Soramai · Docs
Datasets.
Every supervised fine-tune starts with a dataset. Soramai accepts JSONL for text fine-tuning and ZIP archives for image LoRA fine-tuning, and offers three different ways to produce one: bring your own, type by hand, or generate with AI.
Text dataset format (JSONL)
One JSON object per line. Each object represents a single fine-tuning example.
{"prompt": "Summarise this changelog: ...", "response": "1.4 adds streaming inference ..."}
{"prompt": "Classify ticket as bug/feature/question: ...", "response": "feature"}
{"prompt": "Translate to French: 'It is raining'", "response": "Il pleut"}Required fields
prompt— the user input the model will see at inference timeresponse— the target output you want the model to learn
Optional fields
system_prompt— per-example system messagemetadata— arbitrary object, preserved on the row but not used for fine-tuning
Limits
- · Maximum file size: 20 MB per dataset.
- · Maximum rows: 50,000 per single dataset.
- · Maximum sequence length: 2,048 tokens per row (longer rows are truncated to fit the base model context).

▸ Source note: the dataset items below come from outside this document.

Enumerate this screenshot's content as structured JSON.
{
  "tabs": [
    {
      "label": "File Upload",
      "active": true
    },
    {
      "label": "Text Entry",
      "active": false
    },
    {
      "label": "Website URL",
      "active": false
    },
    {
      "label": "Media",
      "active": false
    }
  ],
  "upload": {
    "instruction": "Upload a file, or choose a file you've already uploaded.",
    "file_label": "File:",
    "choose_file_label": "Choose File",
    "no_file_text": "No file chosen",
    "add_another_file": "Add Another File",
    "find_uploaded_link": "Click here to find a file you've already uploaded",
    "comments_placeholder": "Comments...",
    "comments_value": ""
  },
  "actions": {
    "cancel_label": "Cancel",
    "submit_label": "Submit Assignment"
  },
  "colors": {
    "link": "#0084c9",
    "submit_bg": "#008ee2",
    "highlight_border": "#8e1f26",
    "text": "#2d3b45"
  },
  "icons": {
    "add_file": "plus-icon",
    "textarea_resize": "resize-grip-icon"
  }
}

- · Encoding: UTF-8. No BOM. LF line endings (Windows CRLF is auto-normalised).
Image dataset format (ZIP archive)
For fine-tuning image LoRAs on FLUX or SDXL base checkpoints. ZIP archive of image + caption pairs.
my-dataset.zip ├── 001.jpg ├── 001.txt ← caption for 001.jpg ├── 002.png ├── 002.txt ├── 003.webp ├── 003.txt └── ... up to 500 image + caption pairs
Image rules
- · Supported formats: JPG, PNG, WebP
- · Recommended size: 512×512 to 2048×2048
- · Aspect ratio: any (auto-cropped/padded during fine-tuning)
- · Maximum total ZIP size: 500 MB
- · Minimum images: 5 · Maximum: 500
Caption rules
- · One
.txtper image, identical basename - · Plain UTF-8 text
- · Booru-style tags work well: 1girl, blue eyes, smiling
- · Use a unique trigger word in every caption to call the LoRA at inference time
AI-assisted dataset generation
Describe what you want and Soramai produces the JSONL for you. Useful for prototypes, synthetic data augmentation, or when you don't have examples on hand.
- 1Open Dataset Studio, click Generate with AI.
- 2Describe the task in plain English: “Customer support replies to billing questions, polite tone, 2–3 sentences”.
- 3Pick a row count: 100, 500, or 1000. Larger counts cost more but yield more stable fine-tuning.
- 4Click Generate. Rows stream into the editor live — you can stop, edit, or restart at any point.
- 5When done, click Save dataset. The full JSONL is stored in your account and immediately usable by the fine-tuning page.
Costs
- · 100 rows: ~0.5 coins (about $0.005)
- · 500 rows: ~2.5 coins
- · 1000 rows: ~5 coins
Generation runs against a high-quality teacher model. Per-row cost scales with prompt complexity — Soramai shows the live estimate in the dashboard before you commit.
Crash recovery
Generation jobs are persisted server-side. If you close the tab or your machine crashes mid-generation, opening the same dataset again shows a “Resume in-progress generation?” banner. Recovery window is 30 minutes after the job started.
Merging multiple datasets
Combine several smaller datasets into one fine-tuning run without writing a single line of code.
You may have generated five 1000-row datasets for the same task at different times. Rather than re-uploading them as one big file, select all of them in the fine-tuning page and Soramai concatenates them server-side into a single merged dataset before launching the pod.
- 1Open the fine-tuning page and click Pick from My Datasets.
- 2Multi-select up to 10 datasets. The footer shows the combined row count and total byte size.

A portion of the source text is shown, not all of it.